Das gesunde Landleben entpuppt sich als Mythos

Krankes Land, gesunde StadtEntgegen einer häufig geäußerten Meinung lebt der Mensch auf dem Land nicht unbedingt gesünder. In einigen Bereichen haben Städter die Nase deutlich vorn.

Fast die Hälfte der Österreicher wohnt heute in einer von 74 Städten mit mehr als 10.000 Einwohnern. Ballungsräume bieten beruflich oft mehr Möglichkeiten. Dafür – so die landläufige Meinung – muss der urbane Mensch halt in Kauf nehmen, dass er weniger gesund lebt als auf dem Land. Doch stimmt das überhaupt? Wie Wohnort und Gesundheit zusammenhängen, ist für Österreich erst ansatzweise erforscht. Doch das wenige Datenmaterial, das es gibt, stellt den Städten ein gar nicht so negatives Gesundheitszeugnis aus. So sind zwar beispielsweise bei Diabetes unter jüngeren Menschen die Wiener Spitzenreiter. Doch schon in der Gruppe der 45-bis 59-Jährigen weist die weibliche Landbevölkerung die höchste Diabeteshäufigkeit auf, so die Angaben des österreichischen Diabetesberichts. Die Wahrscheinlichkeit, an Krebs zu erkranken, dürfte – wissenschaftlich allerdings noch nicht abgesichert – für Stadt- und Landbewohner etwa gleich groß sein. Regionale Unterschiede gibt es allerdings.

Zu viel Gepökeltes

So kommt etwa das Magenkarzinom in bestimmten oberösterreichischen Regionen im internationalen Vergleich etwas häufiger vor. „Möglicherweise hat der überdurchschnittlich hohe Verzehr von Gepökeltem in diesen Regionen damit zu tun“, weiß Dr. Silvester Hutgrabner, Landarzt in der oberösterreichischen Gemeinde Eberschwang, der in den letzten Jahren allerdings für sein Betreuungsgebiet einen deutlichen Rückgang dieser Krebsform feststellt. Laut Todesursachenatlas des Österreichischen Statistischen Zentralamtes (ÖSTAT) liegt bei Herz-Kreislauf-Erkrankungen in allen großen Landeshauptstädten die Sterbeziffer unter dem österreichischen Durchschnitt. Nur Wien ist auch in dieser Hinsicht anders und weist eine überdurchschnittliche Herz-Kreislauf-Mortalität auf (ÖSTAT, 1998). Auch die Wahrscheinlichkeit, an einem Schlaganfall oder einer anderen Erkrankung der Hirngefäße zu sterben, ist demnach in Städten mit mehr als 10.000 Einwohnern geringer als im Bundesdurchschnitt.

Weniger Medikamente

Diese Unterschiede könnten unter anderem mit einer besseren Versorgung der Städter mit Medikamenten zusammenhängen. So hat etwa die Oberösterreichische Gesundheitskonferenz festgestellt, dass städtische Patienten viel öfter Medikamente gegen ihre Herz-Kreislauf-Beschwerden einnehmen. Das scheint in besonderem Maß auch für psychische Erkrankungen zu gelten. Laut einer Erhebung des Magistrats Wien werden Antidepressiva in der Stadt deutlich öfter verordnet als auf dem Land. Das liegt wohl auch an der Tatsache, dass Landmenschen nicht so oft zum Arzt gehen wie Städter. Dies hat eine Untersuchung an der Universität Graz eindrucksvoll gezeigt: Fast ein Viertel aller städtischen Senioren besucht durchschnittlich zwei Mal pro Monat eine Arztpraxis. Im ländlichen Bereich tut das nur jeder Zehnte.

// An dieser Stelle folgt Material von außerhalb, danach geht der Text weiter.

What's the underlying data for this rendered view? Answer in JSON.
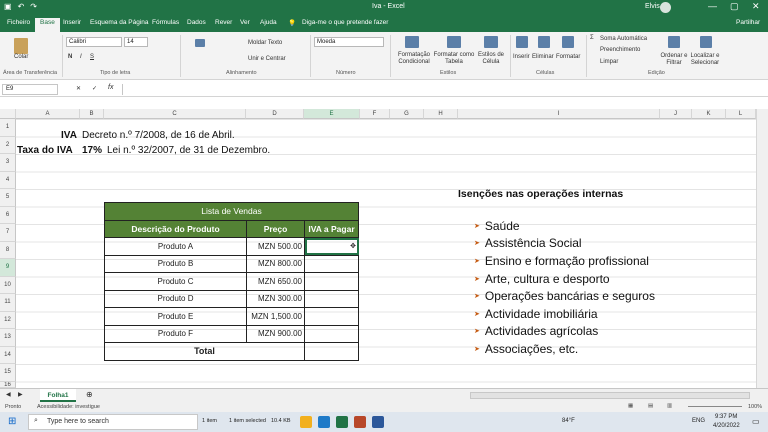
{
  "window": {
    "title": "Iva  -  Excel",
    "user": "Elvis",
    "minimize": "—",
    "restore": "▢",
    "close": "✕"
  },
  "tabs": [
    "Ficheiro",
    "Base",
    "Inserir",
    "Esquema da Página",
    "Fórmulas",
    "Dados",
    "Rever",
    "Ver",
    "Ajuda"
  ],
  "tellme": "Diga-me o que pretende fazer",
  "share": "Partilhar",
  "ribbon": {
    "paste": "Colar",
    "clipboard_group": "Área de Transferência",
    "font_name": "Calibri",
    "font_size": "14",
    "font_group": "Tipo de letra",
    "wrap": "Moldar Texto",
    "merge": "Unir e Centrar",
    "align_group": "Alinhamento",
    "number_format": "Moeda",
    "number_group": "Número",
    "cond_format": "Formatação Condicional",
    "format_table": "Formatar como Tabela",
    "cell_styles": "Estilos de Célula",
    "styles_group": "Estilos",
    "insert": "Inserir",
    "delete": "Eliminar",
    "format": "Formatar",
    "cells_group": "Células",
    "autosum": "Soma Automática",
    "fill": "Preenchimento",
    "clear": "Limpar",
    "sort": "Ordenar e Filtrar",
    "find": "Localizar e Selecionar",
    "edit_group": "Edição"
  },
  "formula_bar": {
    "name_box": "E9",
    "fx": "fx",
    "content": ""
  },
  "columns": [
    "A",
    "B",
    "C",
    "D",
    "E",
    "F",
    "G",
    "H",
    "I",
    "J",
    "K",
    "L"
  ],
  "rows": [
    "1",
    "2",
    "3",
    "4",
    "5",
    "6",
    "7",
    "8",
    "9",
    "10",
    "11",
    "12",
    "13",
    "14",
    "15",
    "16"
  ],
  "sheet": {
    "iva_label": "IVA",
    "iva_decree": "Decreto n.º 7/2008, de 16 de Abril.",
    "rate_label": "Taxa do IVA",
    "rate_value": "17%",
    "rate_law": "Lei n.º 32/2007, de 31 de Dezembro.",
    "table_title": "Lista de Vendas",
    "col_desc": "Descrição do Produto",
    "col_price": "Preço",
    "col_iva": "IVA a Pagar",
    "products": [
      {
        "name": "Produto A",
        "price": "MZN 500.00"
      },
      {
        "name": "Produto B",
        "price": "MZN 800.00"
      },
      {
        "name": "Produto C",
        "price": "MZN 650.00"
      },
      {
        "name": "Produto D",
        "price": "MZN 300.00"
      },
      {
        "name": "Produto E",
        "price": "MZN 1,500.00"
      },
      {
        "name": "Produto F",
        "price": "MZN 900.00"
      }
    ],
    "total": "Total",
    "exemptions_title": "Isenções nas operações internas",
    "exemptions": [
      "Saúde",
      "Assistência Social",
      "Ensino e formação profissional",
      "Arte, cultura e desporto",
      "Operações bancárias e seguros",
      "Actividade imobiliária",
      "Actividades agrícolas",
      "Associações, etc."
    ]
  },
  "sheet_tab": "Folha1",
  "status": {
    "ready": "Pronto",
    "accessibility": "Acessibilidade: investigue",
    "zoom": "100%"
  },
  "taskbar": {
    "search": "Type here to search",
    "status_left": "1 item",
    "status_sel": "1 item selected",
    "status_size": "10.4 KB",
    "temp": "84°F",
    "lang": "ENG",
    "time": "9:37 PM",
    "date": "4/20/2022"
  },
  "colors": {
    "excel_green": "#217346",
    "table_header": "#548235",
    "bullet": "#c55a11"
  }
}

Wer in der Stadt lebt, nimmt nicht nur öfter Medikamente ein, sondern versteht im Schnitt auch besser, was er da schlucken soll. Eine Umfrage des Wiener Marktforschungsinstitutes Focus zeigt, dass Städter sich genauer über Nebenwirkungen und Einnahmevorschriften von Medikamenten informieren. Während sich in der Stadt 65 Prozent die Angaben genau anschauen, sind es am Land nur 57 Prozent der Patienten. Im urbanen Raum werden die Gebrauchsinformationen tendenziell besser verstanden als in kleinen Dörfern.

Städter sind informierter

Oft ist es die Geburt des ersten Kindes, die Eltern veranlasst, von der Stadt aufs Land zu ziehen. Der Nachwuchs soll schließlich gesund aufwachsen. Doch diese Vorstellung könnte ein Mythos sein. So hat etwa eine Studie am Salzburger Institut für Sportwissenschaften erstaunlicherweise gezeigt, dass Schüler in städtischen Schulen in besserem körperlichen Zustand sind als jene auf dem Land. Eine mögliche Ursache dafür ist laut Studienautor Mag. Dr. Andreas Sandmayr das im urbanen Raum oft bessere Sportangebot, wie es etwa Sportvereine bieten. In der Stadt scheinen Eltern auch eher gewillt zu sein, sich bei medizinischen Problemen Hilfe zu holen. So lehnen laut Univ.-Prof. Dr. Elisabeth Ardelt-Gattinger von der Universität Salzburg im urbanen Raum rund 30 Prozent aller Eltern von stark übergewichtigen Kindern professionelle Hilfe beim Abnehmen ab. Am Land sind es 80 Prozent. Einen klaren Vorteil bietet das Land, wenn es um Drogenprobleme geht. Jugendliche im ländlichen Raum nehmen weniger häufig Drogen. Eine Untersuchung des österreichischen Bundesheeres an Grundwehrdienern zeigt, dass Stadtjugendliche mehr als doppelt so häufig zu einer illegalen Substanz greifen wie ihre Altersgenossen vom Land.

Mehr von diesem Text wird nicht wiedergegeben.